I write this month’s editorial just after returning from SECO. I am filled with gratitude for the opportunity to engage with so many of my optometric colleagues. Whether it was in meaningful and tangible conversation regarding the future of optometry or just sharing funny stories about school with old friends, I left with a desire to have more in-person communication with my colleagues.
I had the opportunity to spend time at the Optometry Times booth in the exhibit hall, and I found it enlightening to speak to others interested in our publication. Besides a 15-hour jaunt to Chicago for the 2017 American Academy of Optometry annual meeting, this was my first opportunity to engage in such an activity while wearing my chief optometric editor hat, and I enjoyed it immensely.
Previously from Dr. Casella: 3 things I learned about narcotics
ODs are people persons
As I continue to get comfy in my role as chief optometric editor, I look forward to more engagement with conference attendees. Compliment and critique are always welcome as we are here to serve and aim to enlighten.

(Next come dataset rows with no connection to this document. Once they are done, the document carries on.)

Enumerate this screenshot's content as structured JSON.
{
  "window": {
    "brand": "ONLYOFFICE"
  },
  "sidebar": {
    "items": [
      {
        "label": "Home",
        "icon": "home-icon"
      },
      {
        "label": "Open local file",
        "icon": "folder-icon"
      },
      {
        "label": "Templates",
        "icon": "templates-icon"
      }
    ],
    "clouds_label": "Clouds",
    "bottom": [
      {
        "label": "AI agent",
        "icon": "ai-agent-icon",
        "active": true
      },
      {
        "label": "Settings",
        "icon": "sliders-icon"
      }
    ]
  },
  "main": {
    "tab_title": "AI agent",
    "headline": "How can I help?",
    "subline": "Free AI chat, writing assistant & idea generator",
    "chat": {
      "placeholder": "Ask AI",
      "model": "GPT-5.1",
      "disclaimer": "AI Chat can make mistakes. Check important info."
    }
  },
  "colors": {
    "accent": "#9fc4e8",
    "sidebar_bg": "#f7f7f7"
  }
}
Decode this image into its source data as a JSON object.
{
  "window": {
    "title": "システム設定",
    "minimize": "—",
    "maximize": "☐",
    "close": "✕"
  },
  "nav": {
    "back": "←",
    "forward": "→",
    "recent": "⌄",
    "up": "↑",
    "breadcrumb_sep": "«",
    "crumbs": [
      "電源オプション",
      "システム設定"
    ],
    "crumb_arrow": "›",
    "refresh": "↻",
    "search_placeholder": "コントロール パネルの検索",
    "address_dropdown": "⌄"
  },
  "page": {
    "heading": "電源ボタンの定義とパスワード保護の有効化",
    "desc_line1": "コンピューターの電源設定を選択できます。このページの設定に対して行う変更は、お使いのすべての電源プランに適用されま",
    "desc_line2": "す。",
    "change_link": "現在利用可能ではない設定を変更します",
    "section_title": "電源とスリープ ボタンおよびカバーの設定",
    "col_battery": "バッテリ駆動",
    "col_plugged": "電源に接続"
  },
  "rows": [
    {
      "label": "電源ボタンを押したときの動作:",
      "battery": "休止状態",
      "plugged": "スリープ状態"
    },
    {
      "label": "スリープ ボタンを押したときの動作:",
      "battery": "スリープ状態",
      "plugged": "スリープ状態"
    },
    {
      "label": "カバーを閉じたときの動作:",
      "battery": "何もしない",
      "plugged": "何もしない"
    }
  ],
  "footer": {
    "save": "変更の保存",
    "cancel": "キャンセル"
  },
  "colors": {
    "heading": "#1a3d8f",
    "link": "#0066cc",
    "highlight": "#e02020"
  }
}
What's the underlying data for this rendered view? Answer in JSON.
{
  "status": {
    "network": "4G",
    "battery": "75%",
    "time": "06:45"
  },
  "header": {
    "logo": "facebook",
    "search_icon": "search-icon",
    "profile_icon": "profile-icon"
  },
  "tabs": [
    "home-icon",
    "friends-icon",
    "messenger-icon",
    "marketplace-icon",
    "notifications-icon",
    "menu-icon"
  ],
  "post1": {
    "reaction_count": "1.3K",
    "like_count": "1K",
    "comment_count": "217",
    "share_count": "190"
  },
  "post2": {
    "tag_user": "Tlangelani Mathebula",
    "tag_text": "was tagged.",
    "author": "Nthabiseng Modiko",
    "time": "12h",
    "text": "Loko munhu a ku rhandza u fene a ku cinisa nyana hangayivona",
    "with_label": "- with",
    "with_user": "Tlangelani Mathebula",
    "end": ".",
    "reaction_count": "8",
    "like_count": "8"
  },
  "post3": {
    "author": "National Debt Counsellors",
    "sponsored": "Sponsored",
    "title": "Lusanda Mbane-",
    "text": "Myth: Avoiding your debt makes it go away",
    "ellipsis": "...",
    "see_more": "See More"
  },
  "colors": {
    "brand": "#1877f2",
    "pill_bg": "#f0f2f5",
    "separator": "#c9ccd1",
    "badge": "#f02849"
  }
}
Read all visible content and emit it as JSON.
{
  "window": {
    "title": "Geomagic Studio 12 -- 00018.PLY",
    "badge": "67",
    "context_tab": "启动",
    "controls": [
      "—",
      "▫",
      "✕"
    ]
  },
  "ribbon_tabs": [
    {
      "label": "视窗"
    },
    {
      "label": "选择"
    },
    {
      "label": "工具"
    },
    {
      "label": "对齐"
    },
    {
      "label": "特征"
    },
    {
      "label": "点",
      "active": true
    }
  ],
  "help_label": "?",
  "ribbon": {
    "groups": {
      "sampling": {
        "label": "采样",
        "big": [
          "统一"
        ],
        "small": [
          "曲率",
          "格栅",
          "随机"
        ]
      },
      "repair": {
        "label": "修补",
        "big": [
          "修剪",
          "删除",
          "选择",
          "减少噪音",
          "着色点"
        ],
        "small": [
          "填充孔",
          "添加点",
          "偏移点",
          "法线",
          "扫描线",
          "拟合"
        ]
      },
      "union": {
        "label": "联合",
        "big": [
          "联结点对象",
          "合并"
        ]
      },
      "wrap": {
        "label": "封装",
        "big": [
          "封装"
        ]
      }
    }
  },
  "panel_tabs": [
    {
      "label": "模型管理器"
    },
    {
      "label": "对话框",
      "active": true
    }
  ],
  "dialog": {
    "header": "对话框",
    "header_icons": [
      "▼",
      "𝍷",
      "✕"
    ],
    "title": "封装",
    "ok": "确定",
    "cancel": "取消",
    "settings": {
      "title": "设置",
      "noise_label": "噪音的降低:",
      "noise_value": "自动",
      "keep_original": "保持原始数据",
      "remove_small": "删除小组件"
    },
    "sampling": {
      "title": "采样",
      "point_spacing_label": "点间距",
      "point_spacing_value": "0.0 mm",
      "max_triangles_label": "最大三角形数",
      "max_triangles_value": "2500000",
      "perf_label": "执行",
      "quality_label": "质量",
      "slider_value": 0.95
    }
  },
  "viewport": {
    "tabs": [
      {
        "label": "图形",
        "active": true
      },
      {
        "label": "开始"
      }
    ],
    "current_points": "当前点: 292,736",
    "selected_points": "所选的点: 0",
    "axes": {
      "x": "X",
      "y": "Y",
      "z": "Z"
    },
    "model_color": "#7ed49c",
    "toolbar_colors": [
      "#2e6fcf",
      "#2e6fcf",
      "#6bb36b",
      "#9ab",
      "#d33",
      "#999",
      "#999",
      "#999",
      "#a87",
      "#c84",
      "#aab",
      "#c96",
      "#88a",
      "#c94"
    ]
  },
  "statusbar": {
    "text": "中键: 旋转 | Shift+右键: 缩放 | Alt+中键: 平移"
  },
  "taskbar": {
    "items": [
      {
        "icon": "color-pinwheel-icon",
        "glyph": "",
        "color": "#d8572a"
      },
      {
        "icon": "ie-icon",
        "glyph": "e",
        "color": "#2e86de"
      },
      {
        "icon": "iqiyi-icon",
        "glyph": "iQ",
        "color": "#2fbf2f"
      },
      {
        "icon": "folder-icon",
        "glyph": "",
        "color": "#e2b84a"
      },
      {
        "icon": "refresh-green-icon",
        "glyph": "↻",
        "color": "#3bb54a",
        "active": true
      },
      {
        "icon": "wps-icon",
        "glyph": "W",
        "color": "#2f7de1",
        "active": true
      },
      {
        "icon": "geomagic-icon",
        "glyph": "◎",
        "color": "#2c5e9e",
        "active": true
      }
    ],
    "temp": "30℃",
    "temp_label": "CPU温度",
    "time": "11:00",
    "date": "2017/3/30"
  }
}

I also appreciated the turnout and engagement during the courses which I taught. Topics such as normal tension glaucoma and drug diversion can be dry, indeed. However, I had great questions during and after my lectures, and some people in the audience even went so far as to laugh at my jokes—much appreciated, pity or not.
All in all, I left SECO this year with a reaffirmation of the fact that, by and large, optometrists are just people persons. We are a generally approachable and collegial group of professionals, and I would hope that our patients view us in the same manner.
I was grateful for the opportunity to meet with and engage in meaningful discourse concerning the future of optometry while wearing my Optometry Times hat, but I was also grateful for the opportunity to laugh and cut up a bit with my friends. The next conference I will be attending will be Optometry’s Meeting in Denver.
So, if you run into me there, stop and shake hands, and let’s hang out for a minute or two. I’d love to hear your thoughts on the future of optometry, your own experiences, or anything, for that matter.